Too High to Buy, Too Strong to Sell

What a strange trip it’s been for the markets over the past three weeks. After the S&P futures spiked to an all-time high of 1723.75 on September 19th after the Fed decided to keep the printing presses running by not tapering asset purchases, the index reversed course and proceeded to sell off to 1640.00 on October 9th for a total dump of more than -83 handles, or -4.8%. Since that 1640 low the S&P has come roaring back to 1694 in early trading on October 11th… a +50 point rally in a little more than 1 regular hours trading day.

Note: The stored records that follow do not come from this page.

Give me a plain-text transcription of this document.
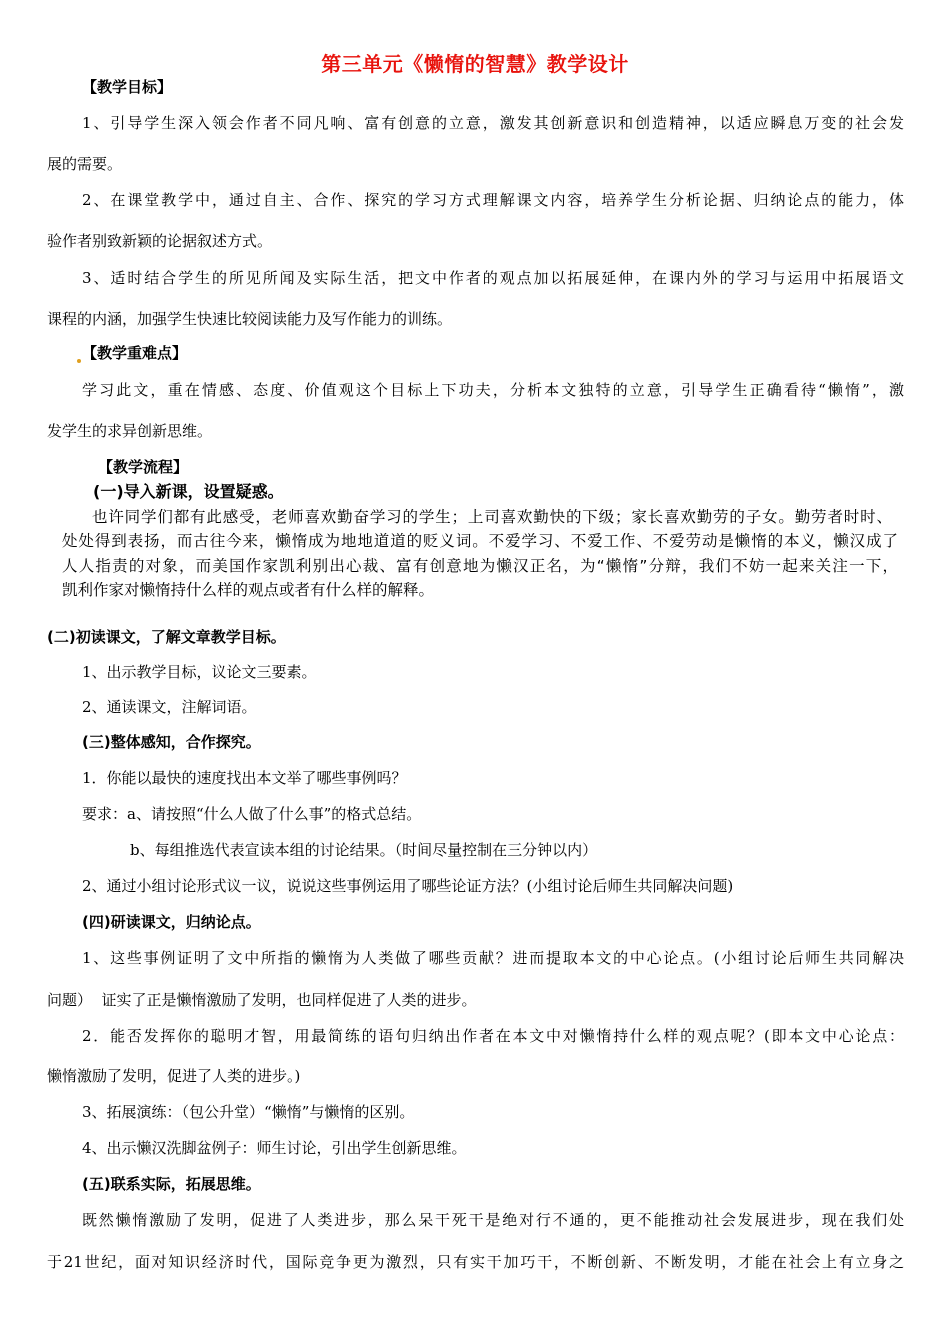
第三单元《懒惰的智慧》教学设计
【教学目标】
1、引导学生深入领会作者不同凡响、富有创意的立意，激发其创新意识和创造精神，以适应瞬息万变的社会发
展的需要。
2、在课堂教学中，通过自主、合作、探究的学习方式理解课文内容，培养学生分析论据、归纳论点的能力，体
验作者别致新颖的论据叙述方式。
3、适时结合学生的所见所闻及实际生活，把文中作者的观点加以拓展延伸，在课内外的学习与运用中拓展语文
课程的内涵，加强学生快速比较阅读能力及写作能力的训练。
【教学重难点】
学习此文，重在情感、态度、价值观这个目标上下功夫，分析本文独特的立意，引导学生正确看待“懒惰”，激
发学生的求异创新思维。
【教学流程】
(一)导入新课，设置疑惑。
也许同学们都有此感受，老师喜欢勤奋学习的学生；上司喜欢勤快的下级；家长喜欢勤劳的子女。勤劳者时时、
处处得到表扬，而古往今来，懒惰成为地地道道的贬义词。不爱学习、不爱工作、不爱劳动是懒惰的本义，懒汉成了
人人指责的对象，而美国作家凯利别出心裁、富有创意地为懒汉正名，为“懒惰”分辩，我们不妨一起来关注一下，
凯利作家对懒惰持什么样的观点或者有什么样的解释。
(二)初读课文，了解文章教学目标。
1、出示教学目标，议论文三要素。
2、通读课文，注解词语。
(三)整体感知，合作探究。
1．你能以最快的速度找出本文举了哪些事例吗？
要求：a、请按照“什么人做了什么事”的格式总结。
b、每组推选代表宣读本组的讨论结果。（时间尽量控制在三分钟以内）
2、通过小组讨论形式议一议，说说这些事例运用了哪些论证方法？(小组讨论后师生共同解决问题)
(四)研读课文，归纳论点。
1、这些事例证明了文中所指的懒惰为人类做了哪些贡献？进而提取本文的中心论点。(小组讨论后师生共同解决
问题）  证实了正是懒惰激励了发明，也同样促进了人类的进步。
2．能否发挥你的聪明才智，用最简练的语句归纳出作者在本文中对懒惰持什么样的观点呢？(即本文中心论点：
懒惰激励了发明，促进了人类的进步。)
3、拓展演练：（包公升堂）“懒惰”与懒惰的区别。
4、出示懒汉洗脚盆例子：师生讨论，引出学生创新思维。
(五)联系实际，拓展思维。
既然懒惰激励了发明，促进了人类进步，那么呆干死干是绝对行不通的，更不能推动社会发展进步，现在我们处
于21世纪，面对知识经济时代，国际竞争更为激烈，只有实干加巧干，不断创新、不断发明，才能在社会上有立身之
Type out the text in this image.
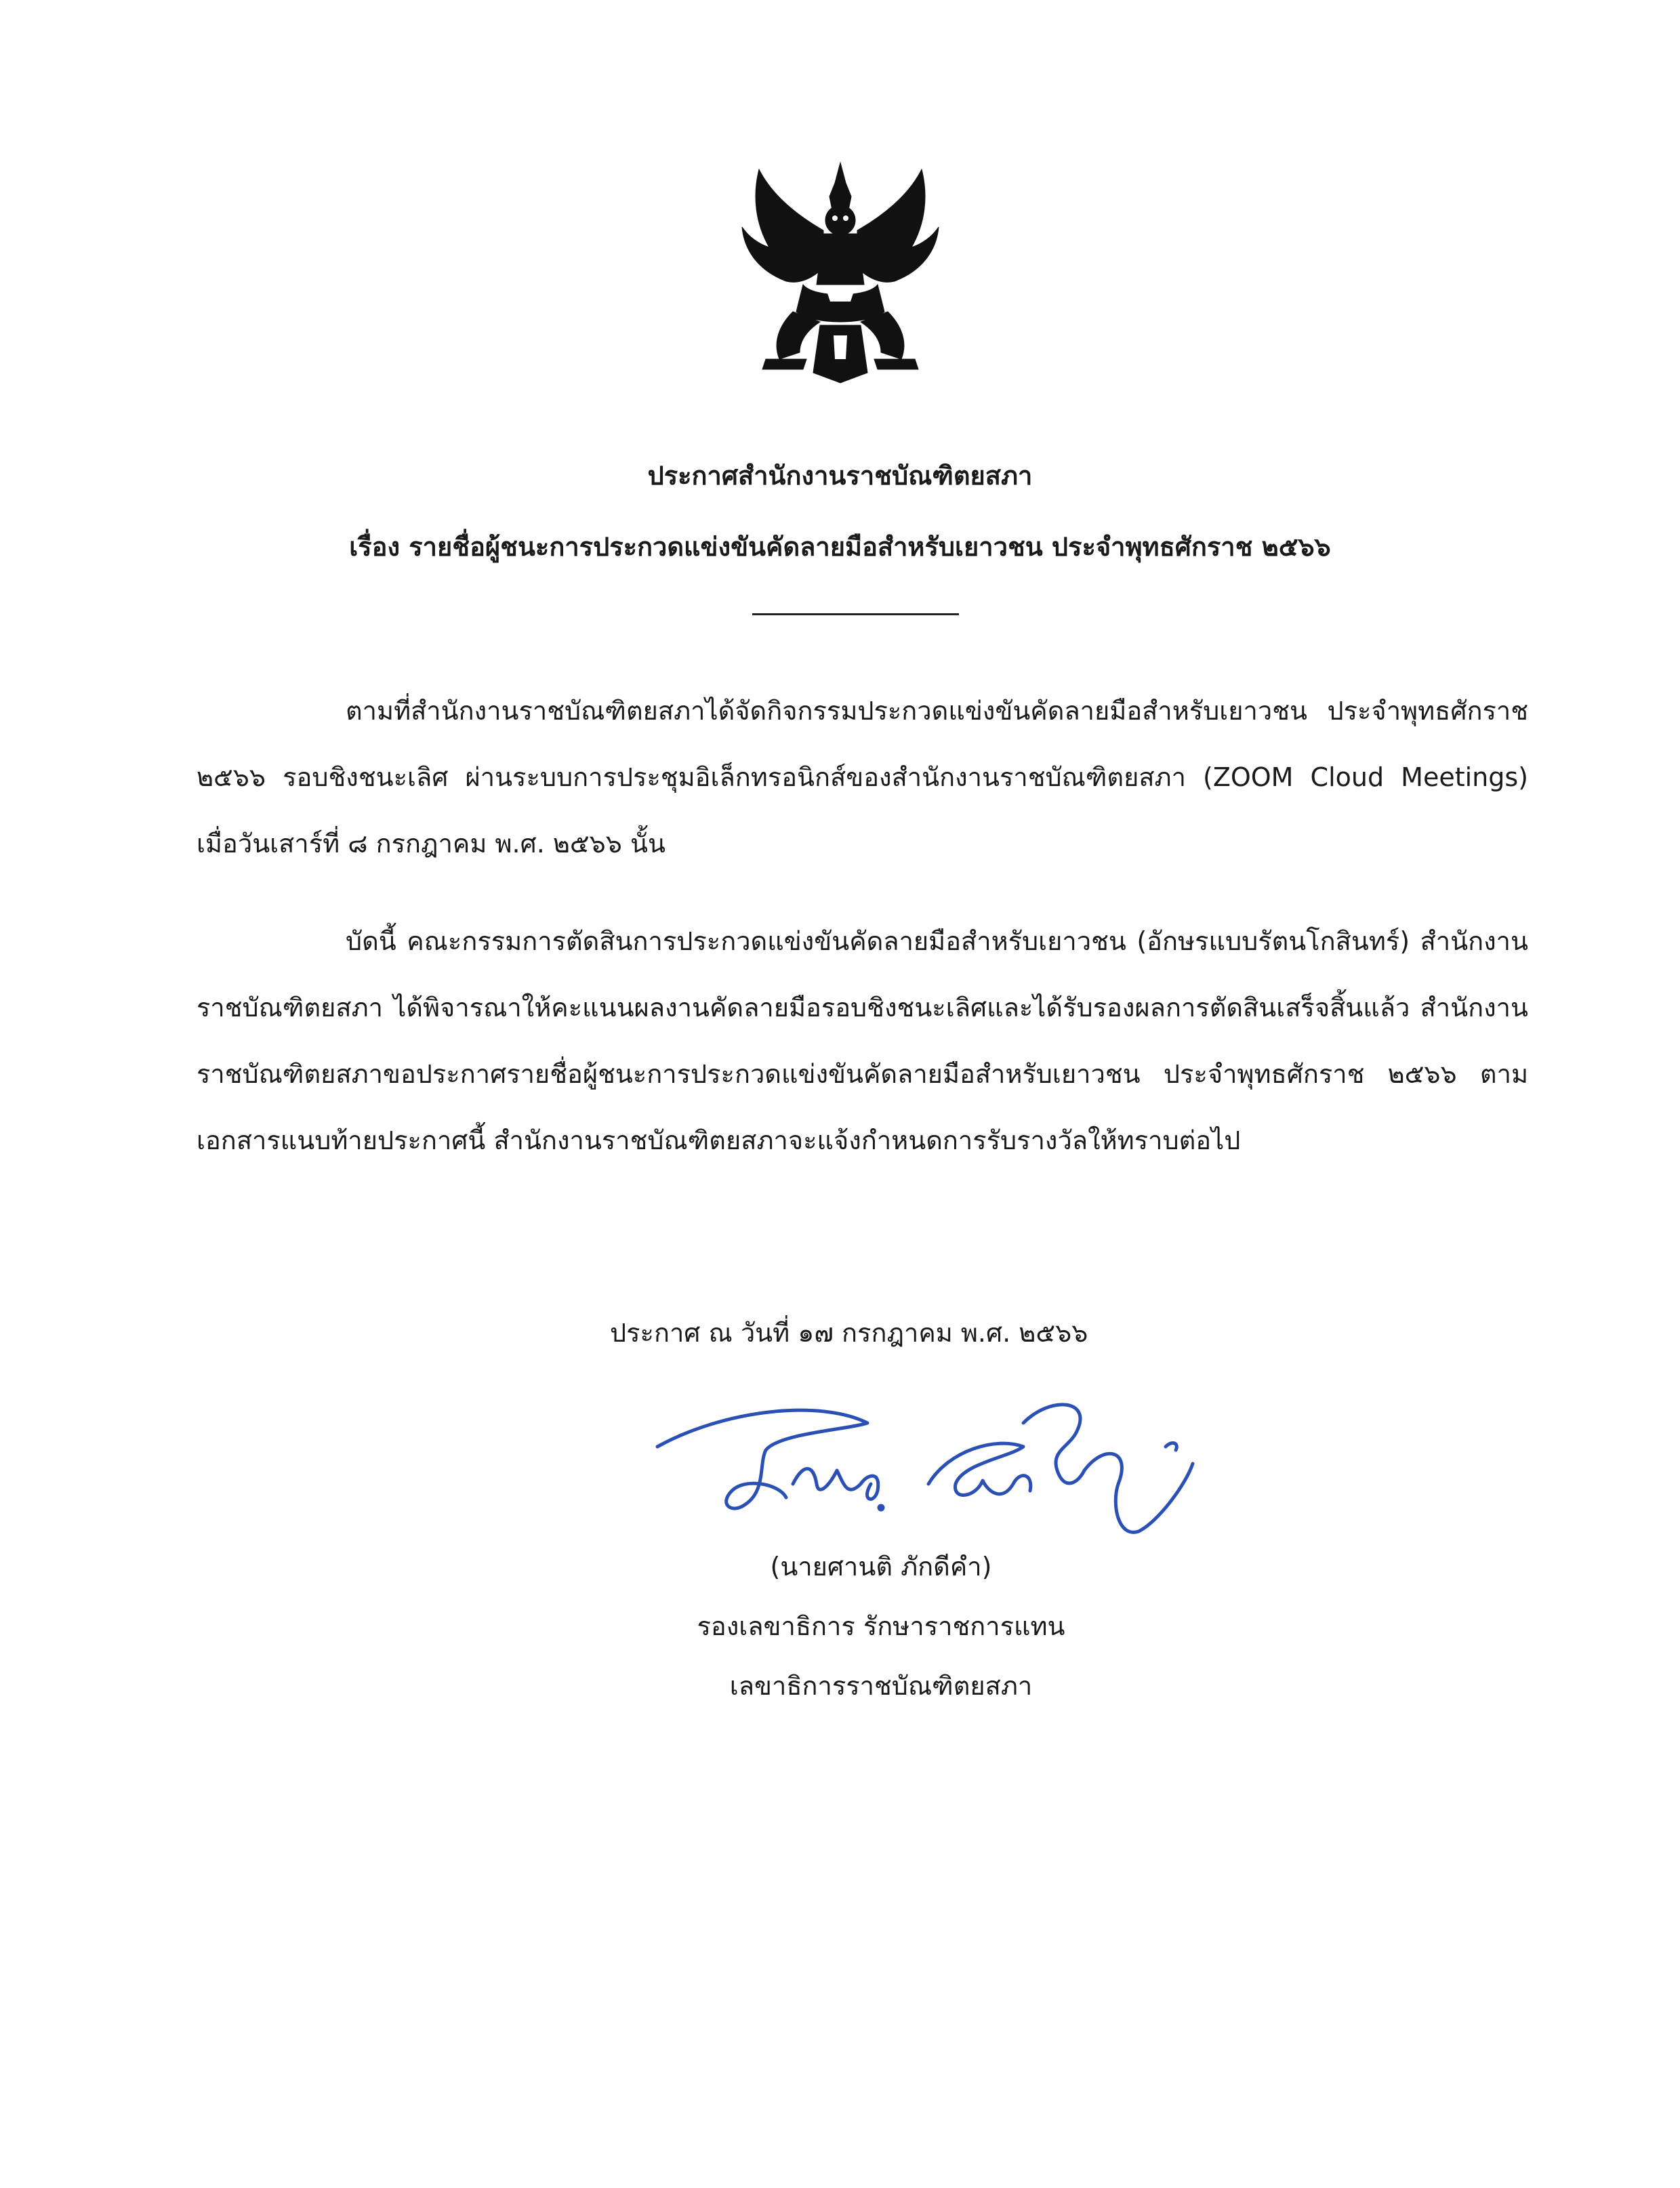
ประกาศสำนักงานราชบัณฑิตยสภา
เรื่อง รายชื่อผู้ชนะการประกวดแข่งขันคัดลายมือสำหรับเยาวชน ประจำพุทธศักราช ๒๕๖๖

ตามที่สำนักงานราชบัณฑิตยสภาได้จัดกิจกรรมประกวดแข่งขันคัดลายมือสำหรับเยาวชน ประจำพุทธศักราช ๒๕๖๖ รอบชิงชนะเลิศ ผ่านระบบการประชุมอิเล็กทรอนิกส์ของสำนักงานราชบัณฑิตยสภา (ZOOM Cloud Meetings) เมื่อวันเสาร์ที่ ๘ กรกฎาคม พ.ศ. ๒๕๖๖ นั้น

บัดนี้ คณะกรรมการตัดสินการประกวดแข่งขันคัดลายมือสำหรับเยาวชน (อักษรแบบรัตนโกสินทร์) สำนักงานราชบัณฑิตยสภา ได้พิจารณาให้คะแนนผลงานคัดลายมือรอบชิงชนะเลิศและได้รับรองผลการตัดสินเสร็จสิ้นแล้ว สำนักงานราชบัณฑิตยสภาขอประกาศรายชื่อผู้ชนะการประกวดแข่งขันคัดลายมือสำหรับเยาวชน ประจำพุทธศักราช ๒๕๖๖ ตามเอกสารแนบท้ายประกาศนี้ สำนักงานราชบัณฑิตยสภาจะแจ้งกำหนดการรับรางวัลให้ทราบต่อไป

ประกาศ ณ วันที่ ๑๗ กรกฎาคม พ.ศ. ๒๕๖๖
(นายศานติ ภักดีคำ)
รองเลขาธิการ รักษาราชการแทน
เลขาธิการราชบัณฑิตยสภา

Obviously the government shutdown and debt ceiling debate caused uncertainty in the markets as our politicians in Washington essentially misled the public that the US would default on its debt if the limit was not raised. The notion we would default on our debt by not raising the debt ceiling is 100% inaccurate and in my view a complete lie to the American people.

To put this into perspective the Debt Ceiling has been raised 16 times since 1993 when it was a mere $4 trillion. It is currently $16.7 trillion and it is going to be raised again. Both parties have used the debt ceiling in the past as a tool to extract concessions from the other. This is not just a Republican or Democrat tactic. The party in control tends to use it to their advantage.

The claim by President Obama that the debt limit has never been used before to extort concessions from a sitting president is 100% FALSE. It is also 100% FALSE to the claim that hitting the debt limit will force a US default on its debts. The government takes in over $250 billion a month and the US debt service is between $30-$45 billion depending on the month. The default sound bite is simply a scare tactic used by whichever party is in control at the time. The government can prioritize payments to debt service although the current administration has rejected that option because it would take away their Armageddon style sound bites. Since much of the debt service payments would go to China that option would not be well received by the American people.

The bottom line is the US would NOT default on its debt if the debt ceiling was not raised; rather Congress would be forced to create a balanced budget where our government spends no more than it generates in revenue. Is this such a bad thing?